Sent from my SM-G960W using Tapatalk


----------



## DJRansome (Oct 29, 2005)

I would do calvus, shellies and cyps.

I would choose one rock dweller...thus calvus or leleupi. Leleupi kill shellies, so skip those if you go with leleupi.


----------



## Mudkicker1 (Aug 6, 2013)

Calvus, pair
Shellie, pair
Cyp, 12

Does that sound right?

Sent from my SM-G960W using Tapatalk


----------



## DJRansome (Oct 29, 2005)

Six shellies.

Calvus buy six rehome four.

It is difficult to find and expensive to find a mated calvus pair, but that is the only way I would buy 2. A mated pair has produced fry together in the past.


----------



## Fogelhund (Dec 3, 2002)

DJRansome said:


> Six shellies.
> 
> Calvus buy six rehome four.
> 
> It is difficult to find and expensive to find a mated calvus pair, but that is the only way I would buy 2. A mated pair has produced fry together in the past.


A. calvus don't need to be pairing.. They can be kept as colonies, with multiple females.


----------



## DJRansome (Oct 29, 2005)

Agree. But if a pair forms and they drive the others away? You should not remove females and leave just the pair?
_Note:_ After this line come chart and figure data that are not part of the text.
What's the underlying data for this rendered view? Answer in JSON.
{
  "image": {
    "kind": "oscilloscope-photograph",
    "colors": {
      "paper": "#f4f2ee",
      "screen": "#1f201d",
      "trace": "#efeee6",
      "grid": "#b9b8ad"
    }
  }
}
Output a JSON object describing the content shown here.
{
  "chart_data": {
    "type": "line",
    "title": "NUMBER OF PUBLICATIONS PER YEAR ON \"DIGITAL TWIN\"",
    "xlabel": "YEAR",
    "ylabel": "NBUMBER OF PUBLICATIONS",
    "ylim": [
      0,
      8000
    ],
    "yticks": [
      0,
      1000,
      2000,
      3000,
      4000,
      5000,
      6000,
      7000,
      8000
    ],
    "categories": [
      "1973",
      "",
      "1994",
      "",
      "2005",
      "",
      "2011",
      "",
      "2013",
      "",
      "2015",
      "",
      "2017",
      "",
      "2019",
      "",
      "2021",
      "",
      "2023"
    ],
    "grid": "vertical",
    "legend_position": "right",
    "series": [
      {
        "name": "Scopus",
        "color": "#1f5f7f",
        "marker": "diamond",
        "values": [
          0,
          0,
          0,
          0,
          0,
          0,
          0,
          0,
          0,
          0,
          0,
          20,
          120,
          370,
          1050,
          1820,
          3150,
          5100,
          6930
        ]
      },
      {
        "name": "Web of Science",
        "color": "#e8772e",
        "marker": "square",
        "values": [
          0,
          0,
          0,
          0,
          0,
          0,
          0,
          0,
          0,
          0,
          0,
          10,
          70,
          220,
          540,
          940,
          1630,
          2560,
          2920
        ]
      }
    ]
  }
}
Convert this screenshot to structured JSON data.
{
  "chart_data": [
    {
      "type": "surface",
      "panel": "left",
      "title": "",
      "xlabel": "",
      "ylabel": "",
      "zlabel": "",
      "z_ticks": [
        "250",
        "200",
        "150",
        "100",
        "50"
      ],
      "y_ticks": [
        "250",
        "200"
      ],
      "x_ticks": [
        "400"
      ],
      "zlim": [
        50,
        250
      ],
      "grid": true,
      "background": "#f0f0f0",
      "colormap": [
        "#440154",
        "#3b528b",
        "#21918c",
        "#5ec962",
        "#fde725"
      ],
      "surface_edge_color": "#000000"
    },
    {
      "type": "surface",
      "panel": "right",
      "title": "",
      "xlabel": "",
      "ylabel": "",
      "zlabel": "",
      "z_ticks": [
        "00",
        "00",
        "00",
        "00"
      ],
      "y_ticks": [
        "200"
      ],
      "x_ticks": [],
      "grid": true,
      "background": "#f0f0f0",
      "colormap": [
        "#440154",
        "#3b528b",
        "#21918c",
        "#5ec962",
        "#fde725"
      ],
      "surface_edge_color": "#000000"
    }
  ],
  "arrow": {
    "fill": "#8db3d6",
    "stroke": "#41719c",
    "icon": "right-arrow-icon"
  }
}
I asked Razzo the secret to keeping a colony and he advised 3 males with a large number of females. I thought that would be more workable in 48x18?

I have found this to be true in my 36" tank (pair) and my 48x18 tank (colony) but my data is drawn only from Razzo's advice and my two calvus tanks.

Well and my 72" tank but in that case it was 2 males I had trouble with.


----------



## Fogelhund (Dec 3, 2002)

DJRansome said:


> Agree. But if a pair forms and they drive the others away? You should not remove females and leave just the pair?
> 
> I asked Razzo the secret to keeping a colony and he advised 3 males with a large number of females. I thought that would be more workable in 48x18?
> 
> ...


Certainly if you want more than one male, you need three or more. If you want a "colony" with one male... the male will spawn and accept multiple females in any tank 48" or longer.


----------